L’intelligence artificielle pourrait-elle provoquer la fin de l’espèce humaine ? Laurence Devillers, professeure en informatique appliquée aux sciences humaines et sociales à Paris IV se veut plus nuancée, et aborde les véritables dangers liés à cette technologie.
Dans une interview à la BBC la semaine dernière, Stephen Hawking a dit : “je pense que le développement de l’intelligence artificielle (IA) pourrait signifier la fin de l’espèce humaine”. C’est étrange venant de quelqu’un qui est un expert de ces technologies : que pensez-vous de son affirmation ?
{"type":"Pave-Haut2-Desktop"}
Laurence Devillers – Les déclarations de Stephen Hawking sont avant tout provocatrices, il n’y a pas de propos argumentaires dans cette interview. Mais il rejoint un petit nombre de scientifiques qui mettent en garde contre les dérives de l’intelligence artificielle (IA). La grande majorité des experts en IA sont cependant plus prudents sur les performances des systèmes d’intelligence artificielle. Dans le rapport sur l’éthique de la recherche en robotique que la CERNA (Commission de réflexion sur l’éthique) a remis en novembre à Geneviève Fioraso, auquel j’ai participé, nous insistons par exemple sur les limites des systèmes actuels d’intelligence artificielle que ce soit en perception, interprétation ou en décision.
A quoi faut-il être vigilant ?
Il faut faire attention à ne pas brouiller la frontière entre le vivant et l’artificiel. L’humain a tendance à anthropomorphiser [donner un aspect ou un comportement humain, ndlr] les machines même peu douées d’intelligence. on a même constaté que l’humain projette des relations affectives avec des robots dépourvus de capacités intelligentes, comme les robots de déminage ou même les robots aspirateurs qui fonctionnent de manière autonome [les fameux Roomba et Scooba, à qui on a même donné un petit nom, ndlr].
Où en sont les travaux sur l’intelligence artificielle, aujourd’hui ?
A l’heure actuelle, les systèmes IA sont performants sur des tâches particulières, mais rien ne dit qu’il serait possible de les regrouper pour créer une intelligence supérieure! Aucun ordinateur n’a jamais réussi le test de Turing [un test d’intelligence artificielle fondée sur la faculté d’imiter la conversation humaine, ndlr] .
Mais on peut imaginer que cela pourra arriver un jour, dans un futur lointain…
Oui mais ce n’est pas vraiment une question de temps. Actuellement, les systèmes calculent déjà plus vite que les humains ! Cette interprétation à long terme est hasardeuse. La mise en danger n’est pas du tout réelle. Pour l’instant, les systèmes d’IA ne sont pas très robustes : par exemple, la reconnaissance vocale ne marche pas bien en milieu qu’on appelle « bruité », comme dans une rue passante. L’abstraction des systèmes d’IA n’est également pas suffisante pour traiter des problèmes complexes.
On ne compte plus les films qui mettent en scène des robots qui se retournent contre leur créateur : est-ce que ça n’a pas exacerbé les peurs en la matière ?

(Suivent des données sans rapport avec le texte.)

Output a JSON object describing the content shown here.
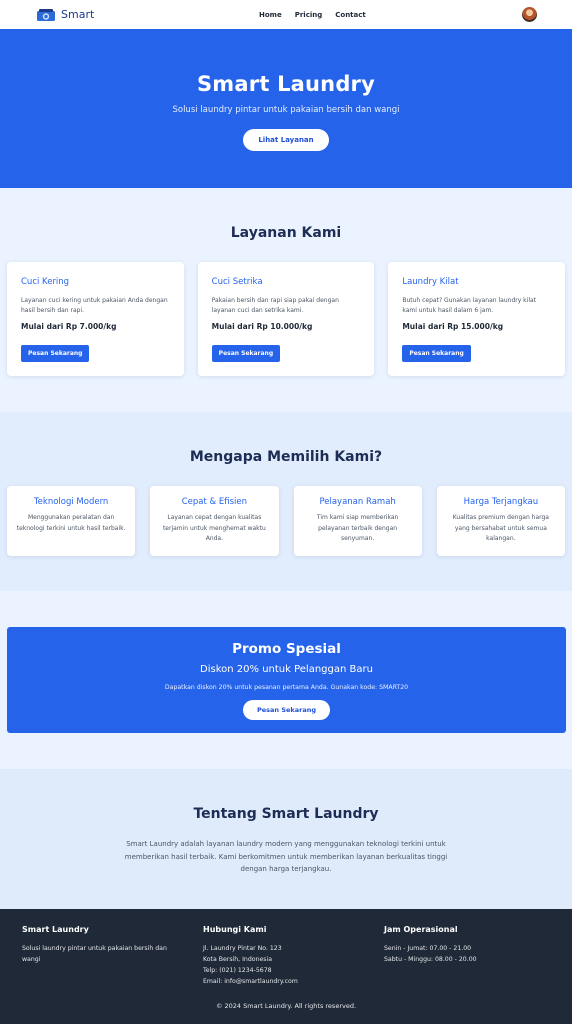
{
  "nav": {
    "brand": "Smart",
    "links": [
      "Home",
      "Pricing",
      "Contact"
    ]
  },
  "hero": {
    "title": "Smart Laundry",
    "subtitle": "Solusi laundry pintar untuk pakaian bersih dan wangi",
    "button": "Lihat Layanan"
  },
  "services": {
    "title": "Layanan Kami",
    "items": [
      {
        "name": "Cuci Kering",
        "desc": "Layanan cuci kering untuk pakaian Anda dengan hasil bersih dan rapi.",
        "price": "Mulai dari Rp 7.000/kg",
        "button": "Pesan Sekarang"
      },
      {
        "name": "Cuci Setrika",
        "desc": "Pakaian bersih dan rapi siap pakai dengan layanan cuci dan setrika kami.",
        "price": "Mulai dari Rp 10.000/kg",
        "button": "Pesan Sekarang"
      },
      {
        "name": "Laundry Kilat",
        "desc": "Butuh cepat? Gunakan layanan laundry kilat kami untuk hasil dalam 6 jam.",
        "price": "Mulai dari Rp 15.000/kg",
        "button": "Pesan Sekarang"
      }
    ]
  },
  "why": {
    "title": "Mengapa Memilih Kami?",
    "items": [
      {
        "name": "Teknologi Modern",
        "desc": "Menggunakan peralatan dan teknologi terkini untuk hasil terbaik."
      },
      {
        "name": "Cepat & Efisien",
        "desc": "Layanan cepat dengan kualitas terjamin untuk menghemat waktu Anda."
      },
      {
        "name": "Pelayanan Ramah",
        "desc": "Tim kami siap memberikan pelayanan terbaik dengan senyuman."
      },
      {
        "name": "Harga Terjangkau",
        "desc": "Kualitas premium dengan harga yang bersahabat untuk semua kalangan."
      }
    ]
  },
  "promo": {
    "title": "Promo Spesial",
    "subtitle": "Diskon 20% untuk Pelanggan Baru",
    "desc": "Dapatkan diskon 20% untuk pesanan pertama Anda. Gunakan kode: SMART20",
    "button": "Pesan Sekarang"
  },
  "about": {
    "title": "Tentang Smart Laundry",
    "text": "Smart Laundry adalah layanan laundry modern yang menggunakan teknologi terkini untuk memberikan hasil terbaik. Kami berkomitmen untuk memberikan layanan berkualitas tinggi dengan harga terjangkau."
  },
  "footer": {
    "col1": {
      "title": "Smart Laundry",
      "text": "Solusi laundry pintar untuk pakaian bersih dan wangi"
    },
    "col2": {
      "title": "Hubungi Kami",
      "lines": [
        "Jl. Laundry Pintar No. 123",
        "Kota Bersih, Indonesia",
        "Telp: (021) 1234-5678",
        "Email: info@smartlaundry.com"
      ]
    },
    "col3": {
      "title": "Jam Operasional",
      "lines": [
        "Senin - Jumat: 07.00 - 21.00",
        "Sabtu - Minggu: 08.00 - 20.00"
      ]
    },
    "copyright": "© 2024 Smart Laundry. All rights reserved."
  },
  "colors": {
    "primary": "#2563eb",
    "footer": "#1f2937"
  },
  "icons": {
    "logo": "laundry-machine-logo",
    "avatar": "user-avatar"
  }
}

Sûrement, c’est aussi pour cela qu’il est important de faire de la pédagogie et d’expliquer où en est la science. Les robots androïdes soulèvent des craintes, qui sont amplifiées par les annonces des médias et les films. On touche à des croyances qui génèrent des peurs.
On évoque beaucoup le transhumanisme ces derniers temps.
En tant que scientifiques, nous voulons faire attention à ne pas brouiller les pistes. Le transhumanisme et tous ces mouvements sont des courants extrêmes, qui sont très visibles, amplifiés par les médias. Mais ils ne représentent qu’une petite communauté par rapport à l’ensemble des chercheurs.
Au delà de l’aspect science-fiction, destruction de l’univers, un argument plus terre-à-terre serait que les robots risquent d’engendrer du chômage, en remplaçant les humains.
Je pense que c’est faux. Les robots peuvent travailler 7 jours sur 7, 24 heures sur 24. Vous ne trouvez pas d’humain qui travaille à ce rythme-là !
Justement…
Les machines vont être utilisées principalement comme des aides à l’être humain, pour les personnes dépendantes par exemple et pour remplacer les travaux pénibles, comme dans les usines. Si on fait des batteries de machines comme ça, il faudra des gens pour les gérer. Cela engendrera beaucoup de travail.
L’argument que cela soulève, c’est que ces emplois concernent du travail qualifié. Que faire de la main d’œuvre non-qualifiée ?
Je suis d’accord, cette réflexion doit avoir lieu, et elle doit être portée par les politiques. Il faut réfléchir à une manière de répartir le travail différemment. Les machines vont créer de nouveau emplois qui n’existaient pas jusqu’ici.